Deep Learning in Long-Short Stock Portfolio Allocation: An Empirical Study

TL;DR

This study empirically evaluates deep learning models like MLP, CNN, LSTM, and Transformer for dynamic long-short stock portfolio management using decade-long datasets from S&P 500 and NASDAQ, showing improved performance metrics.

Contribution

It introduces an empirical comparison of multiple deep learning architectures for stock return prediction and portfolio allocation, demonstrating their effectiveness in financial applications.

Findings

Deep learning models outperform traditional methods in portfolio returns.

LSTM and Transformer models achieve higher Sharpe ratios.
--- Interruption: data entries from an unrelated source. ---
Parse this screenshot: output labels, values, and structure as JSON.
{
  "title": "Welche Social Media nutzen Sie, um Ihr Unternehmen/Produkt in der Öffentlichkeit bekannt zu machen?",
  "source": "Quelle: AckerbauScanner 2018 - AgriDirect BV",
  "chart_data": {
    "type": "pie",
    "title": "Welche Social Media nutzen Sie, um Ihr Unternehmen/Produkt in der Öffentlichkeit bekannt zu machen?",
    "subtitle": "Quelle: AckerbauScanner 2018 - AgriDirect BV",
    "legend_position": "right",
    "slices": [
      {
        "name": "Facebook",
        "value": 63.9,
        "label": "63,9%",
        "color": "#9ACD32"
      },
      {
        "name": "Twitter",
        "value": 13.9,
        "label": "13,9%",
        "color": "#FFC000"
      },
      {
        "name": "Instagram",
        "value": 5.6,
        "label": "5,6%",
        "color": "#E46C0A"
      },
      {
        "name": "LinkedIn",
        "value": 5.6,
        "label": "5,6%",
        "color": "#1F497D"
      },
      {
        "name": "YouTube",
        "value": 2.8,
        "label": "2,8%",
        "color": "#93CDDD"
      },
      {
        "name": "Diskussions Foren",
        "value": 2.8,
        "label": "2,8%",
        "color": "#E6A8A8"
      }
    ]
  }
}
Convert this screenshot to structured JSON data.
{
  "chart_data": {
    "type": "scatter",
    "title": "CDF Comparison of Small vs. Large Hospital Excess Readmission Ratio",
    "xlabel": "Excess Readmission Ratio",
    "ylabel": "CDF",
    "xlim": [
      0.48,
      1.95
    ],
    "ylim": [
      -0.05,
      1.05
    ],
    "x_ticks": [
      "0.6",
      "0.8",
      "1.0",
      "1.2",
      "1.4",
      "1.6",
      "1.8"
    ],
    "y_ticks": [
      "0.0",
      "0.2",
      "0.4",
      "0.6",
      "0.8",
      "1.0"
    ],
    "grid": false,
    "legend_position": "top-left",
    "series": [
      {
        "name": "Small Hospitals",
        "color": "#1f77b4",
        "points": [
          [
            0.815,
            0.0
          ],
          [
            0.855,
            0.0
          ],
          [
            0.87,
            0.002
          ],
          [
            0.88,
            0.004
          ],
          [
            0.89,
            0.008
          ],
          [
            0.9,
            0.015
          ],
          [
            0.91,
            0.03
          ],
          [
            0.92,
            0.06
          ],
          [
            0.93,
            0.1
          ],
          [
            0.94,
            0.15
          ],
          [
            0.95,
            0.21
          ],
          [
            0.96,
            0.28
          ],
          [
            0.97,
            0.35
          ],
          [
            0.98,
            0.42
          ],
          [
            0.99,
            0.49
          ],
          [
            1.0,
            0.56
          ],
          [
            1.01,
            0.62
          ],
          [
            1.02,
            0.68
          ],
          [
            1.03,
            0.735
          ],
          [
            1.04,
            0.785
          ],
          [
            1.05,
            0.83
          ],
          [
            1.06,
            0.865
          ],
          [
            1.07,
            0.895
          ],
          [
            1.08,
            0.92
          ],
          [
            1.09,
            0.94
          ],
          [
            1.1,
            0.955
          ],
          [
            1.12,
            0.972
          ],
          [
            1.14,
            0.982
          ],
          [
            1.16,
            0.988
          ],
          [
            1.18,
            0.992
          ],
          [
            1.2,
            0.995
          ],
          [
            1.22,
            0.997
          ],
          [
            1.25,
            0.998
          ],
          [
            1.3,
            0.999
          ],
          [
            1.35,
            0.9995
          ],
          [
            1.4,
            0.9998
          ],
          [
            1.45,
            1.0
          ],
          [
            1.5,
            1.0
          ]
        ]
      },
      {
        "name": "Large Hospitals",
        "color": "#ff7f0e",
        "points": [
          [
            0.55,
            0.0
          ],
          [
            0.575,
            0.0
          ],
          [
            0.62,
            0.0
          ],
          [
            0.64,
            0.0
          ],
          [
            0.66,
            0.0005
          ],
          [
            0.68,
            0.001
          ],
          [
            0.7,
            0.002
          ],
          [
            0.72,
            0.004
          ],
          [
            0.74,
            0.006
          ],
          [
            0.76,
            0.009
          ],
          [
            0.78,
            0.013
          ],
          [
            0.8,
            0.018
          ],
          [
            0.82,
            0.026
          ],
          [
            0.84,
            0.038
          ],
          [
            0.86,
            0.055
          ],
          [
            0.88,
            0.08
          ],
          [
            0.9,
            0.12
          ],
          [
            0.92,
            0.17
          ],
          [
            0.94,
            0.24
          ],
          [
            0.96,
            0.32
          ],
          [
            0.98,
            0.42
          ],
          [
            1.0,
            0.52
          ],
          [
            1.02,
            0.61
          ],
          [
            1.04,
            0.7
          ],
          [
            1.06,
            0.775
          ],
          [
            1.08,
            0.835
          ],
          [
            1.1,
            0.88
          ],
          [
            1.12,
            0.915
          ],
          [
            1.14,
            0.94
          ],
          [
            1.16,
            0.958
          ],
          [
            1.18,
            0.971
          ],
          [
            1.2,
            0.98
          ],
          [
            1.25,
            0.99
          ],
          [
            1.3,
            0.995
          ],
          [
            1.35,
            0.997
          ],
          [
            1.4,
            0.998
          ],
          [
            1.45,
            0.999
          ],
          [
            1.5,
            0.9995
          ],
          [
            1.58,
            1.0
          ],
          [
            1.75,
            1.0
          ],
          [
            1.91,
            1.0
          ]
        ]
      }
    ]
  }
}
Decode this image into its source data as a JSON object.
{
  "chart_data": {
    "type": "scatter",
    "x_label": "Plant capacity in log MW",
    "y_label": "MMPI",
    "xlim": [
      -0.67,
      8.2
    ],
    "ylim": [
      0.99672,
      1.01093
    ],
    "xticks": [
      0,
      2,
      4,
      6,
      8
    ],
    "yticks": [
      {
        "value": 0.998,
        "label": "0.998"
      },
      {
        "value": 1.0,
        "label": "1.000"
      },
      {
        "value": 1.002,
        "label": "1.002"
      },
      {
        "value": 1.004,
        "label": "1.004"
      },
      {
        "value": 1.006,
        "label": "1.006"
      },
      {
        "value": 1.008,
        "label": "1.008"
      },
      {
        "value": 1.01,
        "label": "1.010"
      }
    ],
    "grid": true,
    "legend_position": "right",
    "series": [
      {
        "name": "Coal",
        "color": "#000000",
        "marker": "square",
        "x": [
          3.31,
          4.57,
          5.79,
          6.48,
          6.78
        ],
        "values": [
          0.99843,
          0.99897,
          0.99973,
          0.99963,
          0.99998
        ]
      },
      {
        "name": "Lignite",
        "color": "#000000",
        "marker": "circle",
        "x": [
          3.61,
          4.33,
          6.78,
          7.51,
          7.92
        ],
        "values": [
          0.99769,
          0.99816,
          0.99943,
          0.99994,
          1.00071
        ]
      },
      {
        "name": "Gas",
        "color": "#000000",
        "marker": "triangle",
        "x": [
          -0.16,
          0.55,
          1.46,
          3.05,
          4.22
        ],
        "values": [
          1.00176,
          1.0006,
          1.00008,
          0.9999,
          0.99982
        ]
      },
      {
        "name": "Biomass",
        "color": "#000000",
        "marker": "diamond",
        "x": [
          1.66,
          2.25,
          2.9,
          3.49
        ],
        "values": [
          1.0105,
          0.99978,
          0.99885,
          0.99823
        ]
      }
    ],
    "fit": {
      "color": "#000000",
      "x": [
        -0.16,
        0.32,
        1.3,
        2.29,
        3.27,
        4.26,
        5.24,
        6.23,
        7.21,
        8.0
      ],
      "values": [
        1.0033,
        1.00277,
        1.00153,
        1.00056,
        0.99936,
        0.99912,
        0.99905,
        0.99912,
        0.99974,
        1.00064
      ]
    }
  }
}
Models effectively reduce maximum drawdown during testing.

Abstract

This paper provides an empirical study explores the application of deep learning algorithms-Multilayer Perceptron (MLP), Convolutional Neural Networks (CNN), Long Short-Term Memory (LSTM), and Transformer-in constructing long-short stock portfolios. Two datasets comprising randomly selected stocks from the S&P500 and NASDAQ indices, each spanning a decade of daily data, are utilized. The models predict daily stock returns based on historical features such as past returns,Relative Strength Index (RSI), trading volume, and volatility. Portfolios are dynamically adjusted by longing stocks with positive predicted returns and shorting those with negative predictions, with equal asset weights. Performance is evaluated over a two-year testing period, focusing on return, Sharpe ratio, and maximum drawdown metrics. The results demonstrate the efficacy of deep learning models in enhancing long-short stock portfolio performance.